Reputation: 30256
problem: I'm grouping results in my DataFrame, look at value_counts(normalize=True)
and try to plot the result in a barplot.
The problem is that the barplot should contain frequencies. In some groups, some values don't occur. In that case, the corresponding value_count
is not 0, it doesn't exist. For the barplot, this 0 value is not taken into account and the resulting bar is too big.
example: Here is a minimal example, which illustrates the problem: Let's say the DataFrame contains observations for experiments. When you perform such an experiment, a series of observations is collected. The result of the experiment are the relative frequencies of the observations collected for it.
df = pd.DataFrame()
df["id"] = [1]*3 + [2]*3 + [3]*3
df["experiment"] = ["a"]*6 + ["b"] * 3
df["observation"] = ["positive"]*3 + ["positive"]*2 + ["negative"]*1 + ["positive"]*2 + ["negative"]*1
So here, experiment a has been done 2 times, experiment b just once.
I need to group by id and experiment, then average the result.
plot_frame = pd.DataFrame(df.groupby(["id", "experiment"])["observation"].value_counts(normalize=True))
plot_frame = plot_frame.rename(columns={"observation":"percentage"})
In the picture above, you can already see the problem.
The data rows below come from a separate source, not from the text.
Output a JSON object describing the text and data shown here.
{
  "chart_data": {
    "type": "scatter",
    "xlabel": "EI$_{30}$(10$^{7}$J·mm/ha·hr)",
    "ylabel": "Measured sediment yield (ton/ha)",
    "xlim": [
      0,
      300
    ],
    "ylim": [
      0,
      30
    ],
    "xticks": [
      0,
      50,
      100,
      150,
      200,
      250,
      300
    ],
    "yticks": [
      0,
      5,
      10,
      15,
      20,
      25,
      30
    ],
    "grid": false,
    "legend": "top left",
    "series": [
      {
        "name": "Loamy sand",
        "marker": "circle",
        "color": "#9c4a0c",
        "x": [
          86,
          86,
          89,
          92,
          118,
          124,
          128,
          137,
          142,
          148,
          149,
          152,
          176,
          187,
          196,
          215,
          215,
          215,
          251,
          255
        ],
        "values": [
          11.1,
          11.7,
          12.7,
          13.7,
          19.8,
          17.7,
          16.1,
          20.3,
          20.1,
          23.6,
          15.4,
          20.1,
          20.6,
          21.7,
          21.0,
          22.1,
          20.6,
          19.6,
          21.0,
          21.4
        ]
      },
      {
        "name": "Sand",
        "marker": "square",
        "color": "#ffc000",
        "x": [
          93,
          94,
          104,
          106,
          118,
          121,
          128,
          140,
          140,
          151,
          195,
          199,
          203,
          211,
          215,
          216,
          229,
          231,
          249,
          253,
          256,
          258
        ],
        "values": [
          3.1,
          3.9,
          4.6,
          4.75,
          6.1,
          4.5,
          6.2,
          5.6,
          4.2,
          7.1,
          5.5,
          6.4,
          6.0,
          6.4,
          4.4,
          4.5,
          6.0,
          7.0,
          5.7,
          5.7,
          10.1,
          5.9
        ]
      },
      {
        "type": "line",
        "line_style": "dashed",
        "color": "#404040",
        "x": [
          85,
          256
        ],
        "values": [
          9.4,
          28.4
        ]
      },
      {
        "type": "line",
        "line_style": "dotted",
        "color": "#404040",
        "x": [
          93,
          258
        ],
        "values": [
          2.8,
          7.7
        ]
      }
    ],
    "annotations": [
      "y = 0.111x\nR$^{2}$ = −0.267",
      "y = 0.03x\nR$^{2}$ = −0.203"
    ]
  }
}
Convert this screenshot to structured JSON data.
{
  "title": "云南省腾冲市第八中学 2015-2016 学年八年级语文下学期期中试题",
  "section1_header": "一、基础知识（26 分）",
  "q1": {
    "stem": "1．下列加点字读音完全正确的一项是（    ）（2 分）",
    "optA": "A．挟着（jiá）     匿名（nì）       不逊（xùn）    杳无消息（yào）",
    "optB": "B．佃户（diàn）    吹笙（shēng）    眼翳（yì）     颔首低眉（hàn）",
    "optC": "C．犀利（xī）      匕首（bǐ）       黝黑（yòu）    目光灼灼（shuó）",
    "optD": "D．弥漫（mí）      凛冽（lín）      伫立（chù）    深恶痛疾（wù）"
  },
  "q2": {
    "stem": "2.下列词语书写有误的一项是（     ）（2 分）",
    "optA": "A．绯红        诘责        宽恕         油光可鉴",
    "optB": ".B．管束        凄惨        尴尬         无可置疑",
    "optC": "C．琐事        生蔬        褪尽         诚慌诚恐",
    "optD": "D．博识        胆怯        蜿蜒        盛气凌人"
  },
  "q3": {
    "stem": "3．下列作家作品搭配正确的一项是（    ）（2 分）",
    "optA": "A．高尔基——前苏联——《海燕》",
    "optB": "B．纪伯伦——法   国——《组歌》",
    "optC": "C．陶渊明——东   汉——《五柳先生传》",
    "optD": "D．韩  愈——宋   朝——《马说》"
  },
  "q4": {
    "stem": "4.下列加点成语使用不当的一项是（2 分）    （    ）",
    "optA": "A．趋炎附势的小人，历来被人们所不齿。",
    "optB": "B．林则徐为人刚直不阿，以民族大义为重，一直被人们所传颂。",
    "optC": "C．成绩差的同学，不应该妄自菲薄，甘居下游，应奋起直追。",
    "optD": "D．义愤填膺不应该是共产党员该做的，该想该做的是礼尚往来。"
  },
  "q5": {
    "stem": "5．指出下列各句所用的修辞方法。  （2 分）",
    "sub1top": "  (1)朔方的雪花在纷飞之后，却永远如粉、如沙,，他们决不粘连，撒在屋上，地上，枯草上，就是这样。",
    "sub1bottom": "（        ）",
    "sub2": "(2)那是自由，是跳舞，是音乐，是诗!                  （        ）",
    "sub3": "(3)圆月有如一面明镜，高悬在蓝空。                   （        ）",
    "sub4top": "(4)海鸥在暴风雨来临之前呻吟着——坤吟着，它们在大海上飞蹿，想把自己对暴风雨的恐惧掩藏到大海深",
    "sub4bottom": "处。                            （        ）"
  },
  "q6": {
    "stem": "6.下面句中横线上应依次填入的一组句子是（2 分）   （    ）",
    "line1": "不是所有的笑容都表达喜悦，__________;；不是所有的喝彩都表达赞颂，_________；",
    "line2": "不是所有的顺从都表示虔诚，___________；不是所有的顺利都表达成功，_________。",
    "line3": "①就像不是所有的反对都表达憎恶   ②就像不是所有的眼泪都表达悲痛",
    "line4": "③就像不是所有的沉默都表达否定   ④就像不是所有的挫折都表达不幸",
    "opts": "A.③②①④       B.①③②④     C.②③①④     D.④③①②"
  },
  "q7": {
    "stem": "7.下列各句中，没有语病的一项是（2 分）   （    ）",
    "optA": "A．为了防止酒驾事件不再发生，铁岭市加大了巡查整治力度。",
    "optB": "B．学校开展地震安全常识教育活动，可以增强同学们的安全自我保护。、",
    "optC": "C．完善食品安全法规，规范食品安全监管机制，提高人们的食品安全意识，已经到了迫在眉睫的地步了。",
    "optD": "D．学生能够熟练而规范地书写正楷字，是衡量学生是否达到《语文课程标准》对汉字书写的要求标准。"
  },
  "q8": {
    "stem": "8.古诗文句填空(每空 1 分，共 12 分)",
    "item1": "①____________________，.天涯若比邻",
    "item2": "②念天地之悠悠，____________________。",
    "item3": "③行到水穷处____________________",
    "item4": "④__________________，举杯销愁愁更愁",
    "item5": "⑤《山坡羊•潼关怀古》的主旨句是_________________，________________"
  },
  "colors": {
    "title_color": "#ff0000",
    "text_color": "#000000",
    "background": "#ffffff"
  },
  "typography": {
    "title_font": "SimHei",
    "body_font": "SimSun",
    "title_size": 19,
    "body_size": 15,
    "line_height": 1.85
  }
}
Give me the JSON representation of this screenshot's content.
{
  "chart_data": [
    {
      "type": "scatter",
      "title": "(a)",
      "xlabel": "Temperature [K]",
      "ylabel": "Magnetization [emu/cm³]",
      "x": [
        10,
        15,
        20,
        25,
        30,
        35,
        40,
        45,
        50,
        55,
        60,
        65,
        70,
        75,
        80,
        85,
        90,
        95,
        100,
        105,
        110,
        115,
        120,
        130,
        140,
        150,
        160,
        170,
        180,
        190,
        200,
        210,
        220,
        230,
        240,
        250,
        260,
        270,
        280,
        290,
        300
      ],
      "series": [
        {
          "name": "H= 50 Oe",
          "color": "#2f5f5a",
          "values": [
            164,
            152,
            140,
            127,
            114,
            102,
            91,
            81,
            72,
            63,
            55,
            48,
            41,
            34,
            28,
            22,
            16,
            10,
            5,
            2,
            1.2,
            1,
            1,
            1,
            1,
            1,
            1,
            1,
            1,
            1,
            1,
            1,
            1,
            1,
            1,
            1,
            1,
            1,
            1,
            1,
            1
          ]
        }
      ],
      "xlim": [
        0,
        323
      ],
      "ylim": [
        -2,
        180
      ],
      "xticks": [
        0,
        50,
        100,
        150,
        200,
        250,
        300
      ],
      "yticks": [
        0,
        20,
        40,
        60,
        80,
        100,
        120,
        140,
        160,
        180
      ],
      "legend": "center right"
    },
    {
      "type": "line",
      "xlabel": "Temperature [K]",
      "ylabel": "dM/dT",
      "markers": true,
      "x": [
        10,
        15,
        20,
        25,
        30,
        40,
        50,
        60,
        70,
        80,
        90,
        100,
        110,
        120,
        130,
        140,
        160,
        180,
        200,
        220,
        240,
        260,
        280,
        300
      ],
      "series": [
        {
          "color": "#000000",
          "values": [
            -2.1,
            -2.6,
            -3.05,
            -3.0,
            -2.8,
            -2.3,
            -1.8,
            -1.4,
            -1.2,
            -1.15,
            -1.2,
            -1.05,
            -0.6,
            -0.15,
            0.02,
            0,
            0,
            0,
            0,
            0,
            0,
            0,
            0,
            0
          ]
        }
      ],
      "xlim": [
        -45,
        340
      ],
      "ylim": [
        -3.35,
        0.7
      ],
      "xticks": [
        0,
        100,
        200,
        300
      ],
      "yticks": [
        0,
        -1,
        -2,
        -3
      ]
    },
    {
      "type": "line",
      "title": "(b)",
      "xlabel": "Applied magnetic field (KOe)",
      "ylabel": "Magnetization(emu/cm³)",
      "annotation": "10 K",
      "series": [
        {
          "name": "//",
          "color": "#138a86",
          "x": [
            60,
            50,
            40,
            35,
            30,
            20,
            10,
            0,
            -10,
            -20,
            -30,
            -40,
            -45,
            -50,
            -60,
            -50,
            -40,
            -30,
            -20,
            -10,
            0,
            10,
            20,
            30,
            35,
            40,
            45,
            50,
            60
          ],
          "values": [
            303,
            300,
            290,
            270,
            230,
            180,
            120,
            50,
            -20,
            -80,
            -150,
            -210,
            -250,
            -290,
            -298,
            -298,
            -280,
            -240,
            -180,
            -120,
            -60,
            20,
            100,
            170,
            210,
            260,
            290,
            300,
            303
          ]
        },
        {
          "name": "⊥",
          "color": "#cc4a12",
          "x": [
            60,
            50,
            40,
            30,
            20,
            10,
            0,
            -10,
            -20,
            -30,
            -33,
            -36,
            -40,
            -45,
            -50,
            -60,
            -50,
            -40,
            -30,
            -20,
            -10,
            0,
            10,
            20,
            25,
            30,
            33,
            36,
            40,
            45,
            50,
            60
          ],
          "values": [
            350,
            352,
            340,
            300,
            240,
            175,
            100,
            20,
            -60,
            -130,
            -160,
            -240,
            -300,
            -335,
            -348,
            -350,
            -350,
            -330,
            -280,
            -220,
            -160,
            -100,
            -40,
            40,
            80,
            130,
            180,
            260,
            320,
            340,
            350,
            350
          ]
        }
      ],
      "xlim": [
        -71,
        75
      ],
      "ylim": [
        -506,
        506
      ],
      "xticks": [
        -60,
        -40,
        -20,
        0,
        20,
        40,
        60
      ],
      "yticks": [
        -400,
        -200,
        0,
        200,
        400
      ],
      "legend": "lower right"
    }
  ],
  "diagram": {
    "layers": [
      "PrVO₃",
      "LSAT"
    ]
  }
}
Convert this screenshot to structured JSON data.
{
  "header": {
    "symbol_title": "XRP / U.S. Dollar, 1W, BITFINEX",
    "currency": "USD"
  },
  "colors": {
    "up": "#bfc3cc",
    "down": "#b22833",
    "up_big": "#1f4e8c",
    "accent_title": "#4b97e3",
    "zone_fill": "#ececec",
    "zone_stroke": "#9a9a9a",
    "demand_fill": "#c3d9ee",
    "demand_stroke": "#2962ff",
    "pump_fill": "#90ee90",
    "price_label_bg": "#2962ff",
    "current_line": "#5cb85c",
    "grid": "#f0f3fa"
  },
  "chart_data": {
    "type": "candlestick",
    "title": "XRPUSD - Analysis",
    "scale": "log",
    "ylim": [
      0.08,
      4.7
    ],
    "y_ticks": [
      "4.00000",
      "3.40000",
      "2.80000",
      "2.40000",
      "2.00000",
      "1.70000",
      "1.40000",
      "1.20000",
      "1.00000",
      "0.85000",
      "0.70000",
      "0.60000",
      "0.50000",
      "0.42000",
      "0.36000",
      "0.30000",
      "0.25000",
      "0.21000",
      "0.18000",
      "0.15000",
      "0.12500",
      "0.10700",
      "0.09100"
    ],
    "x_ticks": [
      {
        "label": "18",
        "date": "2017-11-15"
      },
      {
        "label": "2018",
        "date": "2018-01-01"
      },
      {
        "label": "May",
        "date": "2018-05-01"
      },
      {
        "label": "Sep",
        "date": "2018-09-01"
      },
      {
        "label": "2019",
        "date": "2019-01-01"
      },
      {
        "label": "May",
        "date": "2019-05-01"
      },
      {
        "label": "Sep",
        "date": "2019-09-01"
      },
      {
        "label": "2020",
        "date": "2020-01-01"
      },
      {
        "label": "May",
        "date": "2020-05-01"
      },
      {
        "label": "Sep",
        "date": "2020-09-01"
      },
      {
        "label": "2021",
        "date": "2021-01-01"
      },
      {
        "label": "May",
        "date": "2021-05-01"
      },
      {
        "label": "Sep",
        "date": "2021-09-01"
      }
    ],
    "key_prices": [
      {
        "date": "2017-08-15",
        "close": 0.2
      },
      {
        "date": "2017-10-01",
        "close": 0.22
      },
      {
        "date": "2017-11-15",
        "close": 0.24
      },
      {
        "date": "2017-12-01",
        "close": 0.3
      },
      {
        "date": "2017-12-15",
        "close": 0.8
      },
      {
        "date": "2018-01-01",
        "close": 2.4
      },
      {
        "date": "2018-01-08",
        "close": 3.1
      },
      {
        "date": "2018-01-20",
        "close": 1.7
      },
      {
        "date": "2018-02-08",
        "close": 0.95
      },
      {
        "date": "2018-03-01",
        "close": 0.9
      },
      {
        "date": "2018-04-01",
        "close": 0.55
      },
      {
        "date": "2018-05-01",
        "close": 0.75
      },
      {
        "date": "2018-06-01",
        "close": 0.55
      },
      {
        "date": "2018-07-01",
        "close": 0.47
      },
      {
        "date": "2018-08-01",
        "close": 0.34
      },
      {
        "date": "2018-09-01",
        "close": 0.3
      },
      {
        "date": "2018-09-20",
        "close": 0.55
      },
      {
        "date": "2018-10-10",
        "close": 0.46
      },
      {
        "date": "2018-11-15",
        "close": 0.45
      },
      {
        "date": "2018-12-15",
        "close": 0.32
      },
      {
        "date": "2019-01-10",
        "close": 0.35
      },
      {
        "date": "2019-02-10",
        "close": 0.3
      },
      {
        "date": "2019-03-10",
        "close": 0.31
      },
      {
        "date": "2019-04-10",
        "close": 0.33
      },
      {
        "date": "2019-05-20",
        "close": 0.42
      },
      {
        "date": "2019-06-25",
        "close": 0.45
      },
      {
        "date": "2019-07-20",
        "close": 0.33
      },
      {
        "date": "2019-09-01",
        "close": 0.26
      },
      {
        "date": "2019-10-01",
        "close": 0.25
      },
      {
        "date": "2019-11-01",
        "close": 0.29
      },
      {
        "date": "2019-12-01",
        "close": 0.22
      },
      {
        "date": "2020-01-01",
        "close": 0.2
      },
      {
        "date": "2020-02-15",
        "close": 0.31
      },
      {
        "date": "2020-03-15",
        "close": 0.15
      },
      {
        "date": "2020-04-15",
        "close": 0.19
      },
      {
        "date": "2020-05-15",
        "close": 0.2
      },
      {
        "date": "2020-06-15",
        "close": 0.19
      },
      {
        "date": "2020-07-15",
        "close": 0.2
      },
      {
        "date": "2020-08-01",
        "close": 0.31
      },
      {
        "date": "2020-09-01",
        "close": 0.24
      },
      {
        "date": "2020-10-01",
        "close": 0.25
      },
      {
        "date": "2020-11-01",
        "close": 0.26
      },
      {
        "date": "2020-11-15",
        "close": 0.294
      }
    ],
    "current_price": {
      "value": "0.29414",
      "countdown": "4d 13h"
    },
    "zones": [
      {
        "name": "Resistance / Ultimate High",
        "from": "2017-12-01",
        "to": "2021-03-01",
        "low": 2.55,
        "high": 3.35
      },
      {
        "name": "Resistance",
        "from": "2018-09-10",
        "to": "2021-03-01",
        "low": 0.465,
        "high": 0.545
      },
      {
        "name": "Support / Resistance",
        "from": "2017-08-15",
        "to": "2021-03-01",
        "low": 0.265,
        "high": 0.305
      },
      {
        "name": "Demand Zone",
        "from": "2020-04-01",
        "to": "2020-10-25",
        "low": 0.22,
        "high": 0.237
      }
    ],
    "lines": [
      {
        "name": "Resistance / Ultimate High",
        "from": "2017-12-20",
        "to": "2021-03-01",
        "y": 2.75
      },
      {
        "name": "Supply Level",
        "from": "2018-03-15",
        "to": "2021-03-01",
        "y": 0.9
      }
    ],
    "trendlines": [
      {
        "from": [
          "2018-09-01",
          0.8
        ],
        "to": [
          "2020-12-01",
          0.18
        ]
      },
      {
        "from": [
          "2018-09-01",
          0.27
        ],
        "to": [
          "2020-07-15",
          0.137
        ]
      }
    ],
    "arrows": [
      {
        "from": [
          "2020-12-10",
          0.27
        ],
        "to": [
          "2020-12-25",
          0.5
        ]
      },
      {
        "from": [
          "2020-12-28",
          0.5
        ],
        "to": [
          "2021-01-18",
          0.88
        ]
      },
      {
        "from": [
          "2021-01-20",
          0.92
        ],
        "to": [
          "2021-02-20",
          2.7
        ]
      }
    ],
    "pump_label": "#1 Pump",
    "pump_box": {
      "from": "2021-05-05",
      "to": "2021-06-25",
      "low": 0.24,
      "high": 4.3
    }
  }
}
The evaluation with id 1 has seen only positive observations. The relative frequency of "negative" should be 0. Instead, it doesn't exist. If I plot this, the corresponding bar is too high, the blue bars should add up to one:
sns.barplot(data=plot_frame.reset_index(),
x="observation",
hue="experiment",
y="percentage")
plt.show()
Upvotes: 4
Views: 1676
Reputation: 6388
You can add rows filled with 0 by using unstack
/stack
method with argument fill_value=0
. Try this:
df.groupby(["id", "experiment"])["observation"].value_counts(normalize=True).unstack(fill_value=0).stack()
Upvotes: 5
Reputation: 30256
I have found a hacky solution, by iterating over the index and manually filling in the missing values:
for a,b,_ in plot_frame.index:
if (a,b,"negative") not in plot_frame.index:
plot_frame.loc[(a,b,"negative"), "percentage"] = 0
Now this produces the desired plot:
I don't particularly like this solution, since it is very specific to my index and probably doesn't scale well if the categories become more complex
Upvotes: 0